The model known as LCM extends previous diffusion models by learning to solve ordinary differential equations, successfully reducing the number of diffusion steps. This leads to significantly faster image generation capabilities.
https://github.com/luosiallen/latent-consistency-model
It's also possible through Automatic1111, but I encountered an error, so I'll try directly from the console.
I'll prepare both CPU and GPU, and compute using float32.
*Due to insufficient verification of whether I'm actually using the CPU or GPU, I will unify this trial under a CPU+GPU H100 environment for now.
from diffusers import DiffusionPipeline
import torch
pipe = DiffusionPipeline.from_pretrained("SimianLuo/LCM_Dreamshaper_v7")
To save GPU memory, torch.float16 can be used, but it may compromise image quality.
pipe.to(torch_device="cuda", torch_dtype=torch.float32)

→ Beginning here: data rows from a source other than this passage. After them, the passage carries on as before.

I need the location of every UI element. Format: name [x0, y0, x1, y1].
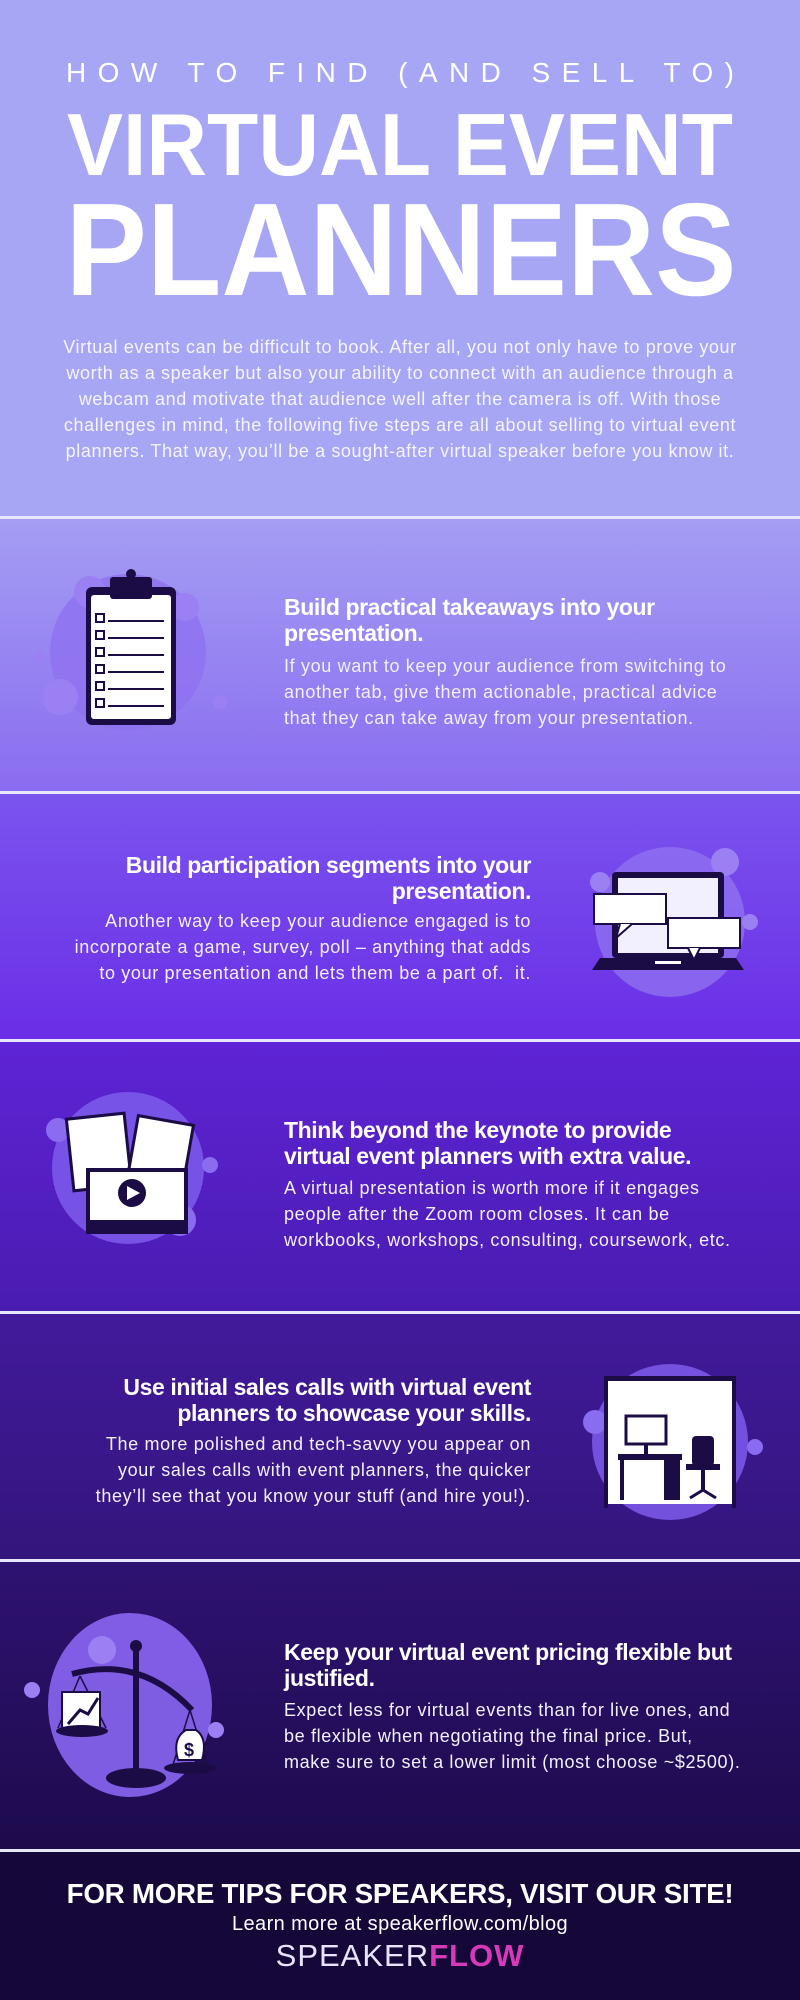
heading: step 4	[123, 1374, 532, 1426]
logo: speakerflow: SPEAKERFLOW	[276, 1938, 524, 1973]
text: step 5: make sure to set a lower limit (most choose ~$2500).	[284, 1752, 740, 1772]
intro paragraph	[63, 337, 737, 461]
icon: laptop with chat bubbles	[590, 847, 758, 997]
footer	[0, 1850, 800, 2000]
heading: step 2	[126, 852, 532, 904]
heading: step 3: Think beyond the keynote to provide	[284, 1117, 671, 1143]
text: step 4	[96, 1434, 531, 1506]
text: step 5: Expect less for virtual events than for live ones, and	[284, 1700, 730, 1720]
text: step 2: incorporate a game, survey, poll – anything that adds	[75, 937, 531, 957]
text: step 4: your sales calls with event planners, the quicker	[118, 1460, 531, 1480]
header panel	[0, 0, 800, 517]
intro paragraph: planners. That way, you’ll be a sought-after virtual speaker before you know it.	[66, 441, 734, 461]
text: step 2: to your presentation and lets them be a part of. it.	[99, 963, 531, 983]
text: step 1: If you want to keep your audience from switching to	[284, 656, 726, 676]
panel: step 4	[0, 1312, 800, 1560]
icon: scale	[24, 1613, 224, 1797]
text: step 1: that they can take away from your presentation.	[284, 708, 694, 728]
text: step 1: another tab, give them actionable, practical advice	[284, 682, 717, 702]
title: PLANNERS	[66, 176, 736, 320]
text: step 5	[284, 1700, 740, 1772]
title: VIRTUAL EVENT	[67, 95, 733, 194]
heading: step 5: justified.	[284, 1665, 375, 1691]
heading: step 3: virtual event planners with extra value.	[284, 1143, 691, 1169]
panel: step 3	[0, 1040, 800, 1312]
heading: step 2: presentation.	[392, 878, 531, 904]
panel: step 2	[0, 792, 800, 1040]
intro paragraph: worth as a speaker but also your ability to connect with an audience through a	[66, 363, 734, 383]
heading: step 4: Use initial sales calls with virtual event	[123, 1374, 531, 1400]
icon: workbooks and video	[46, 1092, 218, 1244]
text: step 3: workbooks, workshops, consulting, coursework, etc.	[284, 1230, 731, 1250]
text: step 2: Another way to keep your audience engaged is to	[105, 911, 531, 931]
heading: step 1	[284, 594, 655, 646]
text: step 2	[75, 911, 531, 983]
text: step 4: The more polished and tech-savvy you appear on	[106, 1434, 531, 1454]
heading: step 1: presentation.	[284, 620, 423, 646]
panel: step 5	[0, 1560, 800, 1850]
icon: desk setup	[583, 1364, 763, 1520]
heading: step 5: Keep your virtual event pricing flexible but	[284, 1639, 732, 1665]
heading: step 2: Build participation segments into your	[126, 852, 531, 878]
footer heading: FOR MORE TIPS FOR SPEAKERS, VISIT OUR SITE!	[67, 1878, 733, 1909]
heading: step 4: planners to showcase your skills.	[177, 1400, 531, 1426]
icon: scale: $	[184, 1740, 194, 1760]
icon: clipboard	[48, 569, 220, 725]
text: step 3: A virtual presentation is worth more if it engages	[284, 1178, 700, 1198]
intro paragraph: challenges in mind, the following five steps are all about selling to virtual event	[64, 415, 736, 435]
heading: step 3	[284, 1117, 691, 1169]
heading: step 1: Build practical takeaways into your	[284, 594, 655, 620]
heading: step 5	[284, 1639, 732, 1691]
title	[66, 57, 736, 320]
text: step 3: people after the Zoom room closes. It can be	[284, 1204, 670, 1224]
intro paragraph: Virtual events can be difficult to book. After all, you not only have to prove your	[63, 337, 737, 357]
text: step 4: they’ll see that you know your stuff (and hire you!).	[96, 1486, 531, 1506]
title: HOW TO FIND (AND SELL TO)	[66, 57, 734, 88]
panel: step 1	[0, 517, 800, 792]
footer link text: Learn more at speakerflow.com/blog	[232, 1913, 568, 1935]
text: step 5: be flexible when negotiating the final price. But,	[284, 1726, 693, 1746]
text: step 3	[284, 1178, 731, 1250]
intro paragraph: webcam and motivate that audience well after the camera is off. With those	[79, 389, 721, 409]
text: step 1	[284, 656, 726, 728]
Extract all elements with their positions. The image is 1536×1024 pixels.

I used a standard prompt. First, I'll try with 4 inference steps.
prompt = "portrait photo of a girl, photograph, highly detailed face, depth of field, moody light, golden hour, style by Dan Winters, Russell James, Steve McCurry, centered, extremely detailed, Nikon D850, award winning photography"
Can be set to 1~50 steps. LCM support fast inference even <= 4 steps. Recommend: 1~8 steps.
num_inference_steps = 4
images = pipe(prompt=prompt, num_inference_steps=num_inference_steps, guidance_scale=8.0, lcm_origin_steps=50, output_type="pil").images
images[0].save("output.png")
[00:06<00:00, 1.52s/it]
fast with 768x768
Let's change denoising steps
1step
[00:01<00:00, 1.26s/it]
2steps
[00:02<00:00, 1.37s/it]
4 steps
[00:05<00:00, 1.27s/it]
8 steps
[00:10<00:00, 1.28s/it]
Next we try 1024x1024 images.
4steps / 1024x1024
[00:12<00:00, 3.17s/it]
And finally we try increasing the number of images output at the same time.
4steps / 768x768 / num_images 4
[00:21<00:00, 5.45s/it]
LCM is enough fast. 4steps of denoising step looks good.